The resolution is based on a joint investigation by the United Nations and the international chemical weapons watchdog, the Organization for the Prohibition of Chemical weapons (OPCW) that blames the Syrian government for at least three chlorine gas attacks, during which military helicopters were used to throw canisters with the toxic substance. The report also blames the Islamic State terrorist group (outlawed in Russia) for at least one attack involving mustard gas.

Russia, a veto-wielding Security Council member, has repeatedly questioned the conclusions of the probe, conducted by the OPCW-UN Joint Investigative Mechanism (JIM) and said the commission’s findings cannot serve as a basis for sanctions.

The draft resolution, obtained by TASS, will introduce a total ban on "supplies, sales or transfer" of any helicopters or their spare parts to armed forces, ministries, agencies and individuals linked to the Syrian government.

The resolution, if adopted, would impose asset freezes and travel bans on 11 Syrians and 10 Syrian organizations and companies allegedly involved in chemical attacks.

The resolution also sets up a special committee of six experts to monitor compliance with sanctions.

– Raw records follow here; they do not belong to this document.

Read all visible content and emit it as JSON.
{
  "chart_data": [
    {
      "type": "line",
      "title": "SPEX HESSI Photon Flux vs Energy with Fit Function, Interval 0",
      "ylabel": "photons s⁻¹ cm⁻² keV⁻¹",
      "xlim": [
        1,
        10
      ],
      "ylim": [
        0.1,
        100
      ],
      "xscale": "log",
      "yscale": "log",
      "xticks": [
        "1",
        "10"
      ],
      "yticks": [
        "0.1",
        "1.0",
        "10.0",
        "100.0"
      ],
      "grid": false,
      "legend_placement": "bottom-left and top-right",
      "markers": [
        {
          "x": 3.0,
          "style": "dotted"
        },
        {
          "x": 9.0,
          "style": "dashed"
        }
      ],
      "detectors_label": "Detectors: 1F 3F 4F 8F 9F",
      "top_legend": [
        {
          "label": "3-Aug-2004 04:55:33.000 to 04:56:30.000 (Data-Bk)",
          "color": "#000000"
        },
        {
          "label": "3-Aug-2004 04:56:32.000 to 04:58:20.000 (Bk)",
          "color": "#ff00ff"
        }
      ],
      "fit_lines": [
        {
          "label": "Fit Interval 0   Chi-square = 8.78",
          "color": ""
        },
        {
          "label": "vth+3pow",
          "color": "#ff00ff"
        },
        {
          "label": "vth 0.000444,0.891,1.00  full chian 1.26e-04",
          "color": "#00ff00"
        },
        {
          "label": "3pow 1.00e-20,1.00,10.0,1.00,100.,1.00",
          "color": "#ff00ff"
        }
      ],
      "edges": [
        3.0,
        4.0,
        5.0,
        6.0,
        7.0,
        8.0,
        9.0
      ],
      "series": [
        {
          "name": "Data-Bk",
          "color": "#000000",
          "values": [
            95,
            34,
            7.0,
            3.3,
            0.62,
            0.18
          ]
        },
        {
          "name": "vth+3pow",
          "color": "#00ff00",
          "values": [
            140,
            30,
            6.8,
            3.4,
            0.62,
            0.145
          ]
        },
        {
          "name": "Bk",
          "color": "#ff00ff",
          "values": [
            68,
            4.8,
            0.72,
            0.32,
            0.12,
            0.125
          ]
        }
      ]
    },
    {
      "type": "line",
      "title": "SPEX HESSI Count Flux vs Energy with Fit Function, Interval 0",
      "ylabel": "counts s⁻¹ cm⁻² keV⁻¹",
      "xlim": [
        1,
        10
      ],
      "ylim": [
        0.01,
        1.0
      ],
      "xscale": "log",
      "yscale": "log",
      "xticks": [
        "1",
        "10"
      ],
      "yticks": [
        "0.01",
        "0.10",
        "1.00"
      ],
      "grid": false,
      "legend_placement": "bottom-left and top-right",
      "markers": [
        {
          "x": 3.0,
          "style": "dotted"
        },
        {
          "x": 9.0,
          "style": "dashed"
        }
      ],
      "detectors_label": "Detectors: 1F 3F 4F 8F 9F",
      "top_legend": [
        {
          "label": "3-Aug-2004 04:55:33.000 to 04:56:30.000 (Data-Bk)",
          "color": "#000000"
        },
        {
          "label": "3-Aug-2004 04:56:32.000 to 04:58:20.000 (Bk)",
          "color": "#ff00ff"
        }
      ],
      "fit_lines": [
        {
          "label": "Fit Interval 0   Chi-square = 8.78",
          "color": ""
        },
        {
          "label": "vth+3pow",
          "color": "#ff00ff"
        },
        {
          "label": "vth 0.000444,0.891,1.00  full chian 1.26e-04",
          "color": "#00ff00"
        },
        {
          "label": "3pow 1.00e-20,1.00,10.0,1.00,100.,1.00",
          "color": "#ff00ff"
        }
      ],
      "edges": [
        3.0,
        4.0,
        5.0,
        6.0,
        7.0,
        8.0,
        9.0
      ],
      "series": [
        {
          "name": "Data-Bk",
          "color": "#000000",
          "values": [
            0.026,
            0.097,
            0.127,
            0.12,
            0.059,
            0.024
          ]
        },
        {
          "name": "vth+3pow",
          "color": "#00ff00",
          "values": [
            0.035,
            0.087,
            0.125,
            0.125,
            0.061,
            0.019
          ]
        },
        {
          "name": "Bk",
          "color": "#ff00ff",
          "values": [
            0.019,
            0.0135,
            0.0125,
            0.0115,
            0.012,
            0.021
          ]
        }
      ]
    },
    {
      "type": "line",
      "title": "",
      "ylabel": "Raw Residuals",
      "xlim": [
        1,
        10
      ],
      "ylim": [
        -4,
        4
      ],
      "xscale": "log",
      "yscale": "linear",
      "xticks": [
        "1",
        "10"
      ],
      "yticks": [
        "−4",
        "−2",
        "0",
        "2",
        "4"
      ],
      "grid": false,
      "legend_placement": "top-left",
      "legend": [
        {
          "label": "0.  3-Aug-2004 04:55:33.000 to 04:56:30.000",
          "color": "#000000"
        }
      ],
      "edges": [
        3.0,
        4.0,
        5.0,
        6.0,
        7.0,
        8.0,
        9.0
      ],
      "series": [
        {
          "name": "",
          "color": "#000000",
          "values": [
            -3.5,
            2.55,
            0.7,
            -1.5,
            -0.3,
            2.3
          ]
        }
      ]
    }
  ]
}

It also calls on the Syrian government to prepare and hand over to the OPCW a full list of poisonous substances currently in possession of Damascus. The previous declaration, submitted by the Syrian authorities in September 2013, cannot be considered accurate and full, the resolution says.

Syria’s agreed to hand over its declared stockpile of 1,300 metric tons of chemical agents to the international community in 2013, following a deal between Moscow and Washington sealed by the UN Security Council resolution 2118.